Despite all the success, O'Callaghan has stayed grounded. Even now, she still isn't always sure what is happening, as she explained at Duel in the Pool last week.

"I'm wondering what's happening next and just looking what everyone else is doing," O'Callaghan said.

"Honestly, I didn't know my event order today. I kind of knew I was just doing for events and just kind of went with that."

That's not to say that she's not feeling the pressure of the world on her shoulders, though.

"Last year, there was just nothing like I went to the Olympics and started building my way up.

"And then all of a sudden this year, it just kind of all hit me in one go. And it's been a bit hard at the start. Especially well, for Worlds, I struggled a lot mentally, after trials, to get back into the rhythm and enjoy swimming.

"I guess the pressure kind of got to me a little bit but come games and all that. I guess just having the team with me definitely helps."

Despite all the pressure and all the stress of an arduous campaign, O'Callaghan decided to swim the National Short Course championships last week, explaining that she was happy to have every racing opportunity.

"I haven't swam short course, since maybe 2020 or 2020 on 2019. So I was like, I'll give it a crack, maybe go to Worlds if I want to. But I'm gonna have a break afterwards. So I definitely need that."

And the break is well deserved for O'Callaghan.
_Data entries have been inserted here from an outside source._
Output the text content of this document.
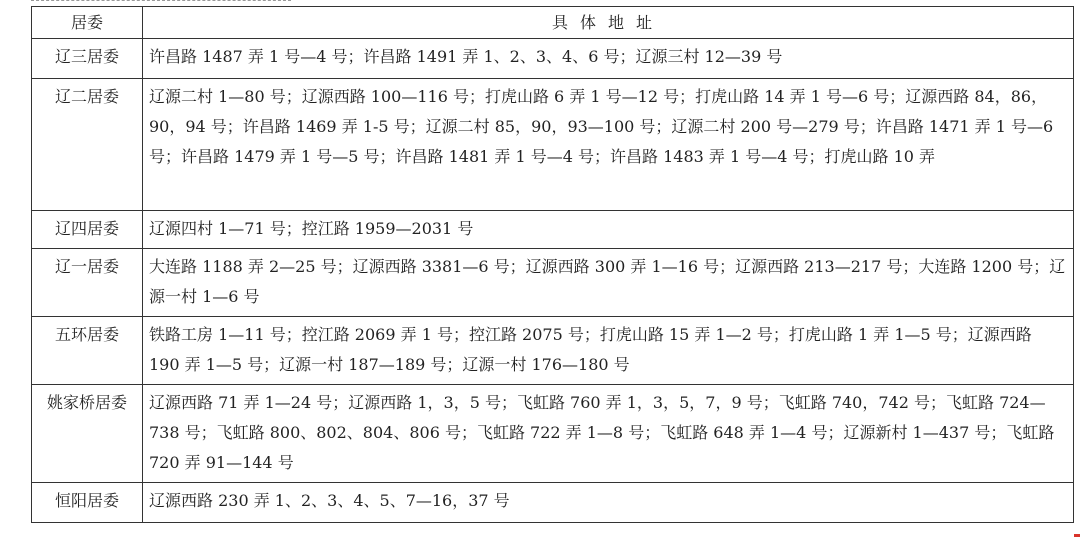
居委	具体地址
辽三居委	许昌路 1487 弄 1 号—4 号；许昌路 1491 弄 1、2、3、4、6 号；辽源三村 12—39 号
辽二居委	辽源二村 1—80 号；辽源西路 100—116 号；打虎山路 6 弄 1 号—12 号；打虎山路 14 弄 1 号—6 号；辽源西路 84，86，90，94 号；许昌路 1469 弄 1-5 号；辽源二村 85，90，93—100 号；辽源二村 200 号—279 号；许昌路 1471 弄 1 号—6 号；许昌路 1479 弄 1 号—5 号；许昌路 1481 弄 1 号—4 号；许昌路 1483 弄 1 号—4 号；打虎山路 10 弄
辽四居委	辽源四村 1—71 号；控江路 1959—2031 号
辽一居委	大连路 1188 弄 2—25 号；辽源西路 3381—6 号；辽源西路 300 弄 1—16 号；辽源西路 213—217 号；大连路 1200 号；辽源一村 1—6 号
五环居委	铁路工房 1—11 号；控江路 2069 弄 1 号；控江路 2075 号；打虎山路 15 弄 1—2 号；打虎山路 1 弄 1—5 号；辽源西路 190 弄 1—5 号；辽源一村 187—189 号；辽源一村 176—180 号
姚家桥居委	辽源西路 71 弄 1—24 号；辽源西路 1，3，5 号；飞虹路 760 弄 1，3，5，7，9 号；飞虹路 740，742 号；飞虹路 724—738 号；飞虹路 800、802、804、806 号；飞虹路 722 弄 1—8 号；飞虹路 648 弄 1—4 号；辽源新村 1—437 号；飞虹路 720 弄 91—144 号
恒阳居委	辽源西路 230 弄 1、2、3、4、5、7—16，37 号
Named Swimmer of the Year, the teenager has well and truly broken out this year, and was fittingly recognised.

Mollie O'Callaghan (in the water) is congratulated by teammates after winning a relay for Australia at Duel in the Pool. Image: Delly Carr / Swimming Australia

Mollie O'Callaghan (in the water) is congratulated by teammates after winning a relay for Australia at Duel in the Pool. Image: Delly Carr / Swimming Australia

The 18-year-old is expected to be named to the Australian Dolphins for the World Short Course Championships in Melbourne in December. It will mark her fourth Australian team of the year and her fifth in a year and a half.

The way she is swimming, though, it will be far from her last. O'Callaghan is already challenging the likes of Emma McKeon, Shayna Jack and Summer McIntosh in the freestyle events and is considering adding backstroke to her program.

At Duel in the Pool, Dolphins coach Rohan Taylor explained how impressed he was with the young star and her dabbling in another stroke.

"I don’t know what her [Mollie] and her coaches plan is, but I know that definitely, that depends on where [backstroke] sits in the program.

"She swam it at trials; she’s definitely doing some backstroke work for sure. Whether the 100m fits in for Paris, I’m not sure, but I wouldn’t be surprised."

He also explained that O'Callaghan had pushed back her break to be able to take on the recent racing block at Duel in the Pool and the National Short Course Championships.

"Mollie was one of the ones that originally was selected (form being a medalist from the Olympics - the preselection we did for those guys), and then she came to me and said she probably won’t do it because it will be a long time away, and then came back to me when we were on the tour and said ‘I want to do it.'

"I think because the girls on the team were talking about how much fun it would be, and then she came in, and now she wants to go to World Short-Course too, so she’s put that all back on the table.

"When you’re on that trajectory of going up, I think you take every opportunity you can to race."

And race, O'Callaghan will. Likely very, very fast. In fact, like a Mollie Missile has been released.